Getting started with Service Catalog and Azure services using CLI

First we will investigate Azure services available for consumption via Open Service Broker for Azure. Then we will use imperative method (svcat CLI) to test provisioning of Azure services.

Check Azure broker is visible, initiate sync and after some time list available classes (Azure services)

svcat get brokers
svcat get classes

Azure services come with different price/performance tiers. This is reflected in Kubernetes Service Catalog as Plans and each plan have a lot of parameters that can be specified such as number of cores, DB size or firewall settings.

svcat get plans --class azure-postgresql-9-6
svcat describe plan azure-postgresql-9-6/general-purpose

Use CLI to provision service

svcat provision myfirstdb --class azure-postgresql-9-6 \
    --plan general-purpose \
    -p location=westeurope \
    -p resourceGroup=aksgroup
svcat get instances

Make sure service broker has provisioned resource for us

az postgres server list -o table

We can now create binding that will also generate Secrets with connection details (those can be used by some application deployment as we will see in following demo).

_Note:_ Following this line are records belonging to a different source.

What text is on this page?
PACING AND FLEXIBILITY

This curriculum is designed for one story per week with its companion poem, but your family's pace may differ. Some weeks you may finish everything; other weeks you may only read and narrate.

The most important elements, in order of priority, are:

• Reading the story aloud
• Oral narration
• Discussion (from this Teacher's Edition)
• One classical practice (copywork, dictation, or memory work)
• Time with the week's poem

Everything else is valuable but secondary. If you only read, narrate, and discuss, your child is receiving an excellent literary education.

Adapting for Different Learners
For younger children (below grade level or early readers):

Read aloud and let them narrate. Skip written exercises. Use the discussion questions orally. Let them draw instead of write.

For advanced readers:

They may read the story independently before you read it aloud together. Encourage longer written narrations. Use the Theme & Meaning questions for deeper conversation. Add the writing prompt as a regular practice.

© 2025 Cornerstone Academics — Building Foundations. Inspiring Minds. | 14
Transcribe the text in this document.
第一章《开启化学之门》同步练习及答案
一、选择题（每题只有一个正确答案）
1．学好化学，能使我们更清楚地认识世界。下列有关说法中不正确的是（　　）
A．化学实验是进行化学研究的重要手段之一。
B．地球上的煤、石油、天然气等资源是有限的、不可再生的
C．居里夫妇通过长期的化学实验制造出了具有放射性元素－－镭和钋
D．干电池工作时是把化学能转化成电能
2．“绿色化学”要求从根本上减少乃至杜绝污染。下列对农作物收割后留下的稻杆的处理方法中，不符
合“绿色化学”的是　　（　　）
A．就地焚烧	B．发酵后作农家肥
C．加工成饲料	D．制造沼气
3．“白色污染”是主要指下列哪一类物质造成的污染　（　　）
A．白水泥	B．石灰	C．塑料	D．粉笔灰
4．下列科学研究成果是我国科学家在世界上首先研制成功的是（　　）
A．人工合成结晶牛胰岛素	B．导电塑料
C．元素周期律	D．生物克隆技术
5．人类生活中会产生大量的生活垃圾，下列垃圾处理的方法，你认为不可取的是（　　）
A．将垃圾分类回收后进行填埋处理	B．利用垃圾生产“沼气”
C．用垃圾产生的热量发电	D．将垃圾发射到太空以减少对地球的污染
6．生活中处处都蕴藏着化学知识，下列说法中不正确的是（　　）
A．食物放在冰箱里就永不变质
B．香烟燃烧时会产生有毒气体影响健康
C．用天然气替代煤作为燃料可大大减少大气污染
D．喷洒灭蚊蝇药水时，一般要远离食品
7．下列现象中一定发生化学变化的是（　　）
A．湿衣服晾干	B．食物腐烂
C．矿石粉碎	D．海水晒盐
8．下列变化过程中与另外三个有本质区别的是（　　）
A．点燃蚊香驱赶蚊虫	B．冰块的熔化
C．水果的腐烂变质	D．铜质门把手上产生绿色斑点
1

We can provide custom name for binding (--name) and Secret name (--secret), but we will leave this on defaults (the same as instance name).

svcat bind myfirstdb

All detailes required to connect to service are available in Secret. We can list it via kubectl, but values are base64 encoded (so let's decode it).

kubectl get secret myfirstdb -o yaml
printf 'Host: ' && kubectl get secret myfirstdb -o json | jq -r .data.host | base64 --decode && echo && \
printf 'DB: ' && kubectl get secret myfirstdb -o json | jq -r .data.database | base64 --decode && echo && \
printf 'User: ' && kubectl get secret myfirstdb -o json | jq -r .data.username | base64 --decode && echo && \
printf 'Password: ' && kubectl get secret myfirstdb -o json | jq -r .data.password | base64 --decode && echo

We can have additional binding to the same service. In this case host and db will be the same, but new login will be created.

svcat bind myfirstdb --name myfirstdb2 --secret-name myfirstdb2
printf 'Host: ' && kubectl get secret myfirstdb2 -o json | jq -r .data.host | base64 --decode && echo && \
printf 'DB: ' && kubectl get secret myfirstdb2 -o json | jq -r .data.database | base64 --decode && echo && \
printf 'User: ' && kubectl get secret myfirstdb2 -o json | jq -r .data.username | base64 --decode && echo && \
printf 'Password: ' && kubectl get secret myfirstdb2 -o json | jq -r .data.password | base64 --decode && echo

Clean up

svcat unbind myfirstdb
svcat deprovision myfirstdb

Starting application in declarative way

In more real situation we will use declarative methods to run our application and let Azure resources be created. We can create Service Catalog Instance and Binding using Kubernetes declarative syntax and then create pod that will get access to service.

kubectl apply -f serviceCatalogDemo.yaml

Print environmental variables in pod

kubectl exec env -- env | grep DB

Clean up

kubectl delete -f serviceCatalogDemo.yaml

Using Service Catalog and Helm to provision applications

Putting this all together you can create complete Helm application template that will include Azure provisioning part for database, queue or other resources. This might especially useful for CI/CD scenarios.

Azure team has provided modified Helm Charts to demo usage of service broker with applications such as Wordpress.

First ensure we have added Azure repo to our Helm (we did that during instalation of Open Service Broker for Azure).

helm repo add azure https://kubernetescharts.blob.core.windows.net/azure

Install Wordpress

helm install azure/wordpress --name wp --set wordpressUsername=tomas \
    --set wordpressPassword=Azure12345678 \
    --set mysql.azure.location=westeurope 

Wait for Helm to complete deployment (helm status wp), get Wordpress instance URL a test.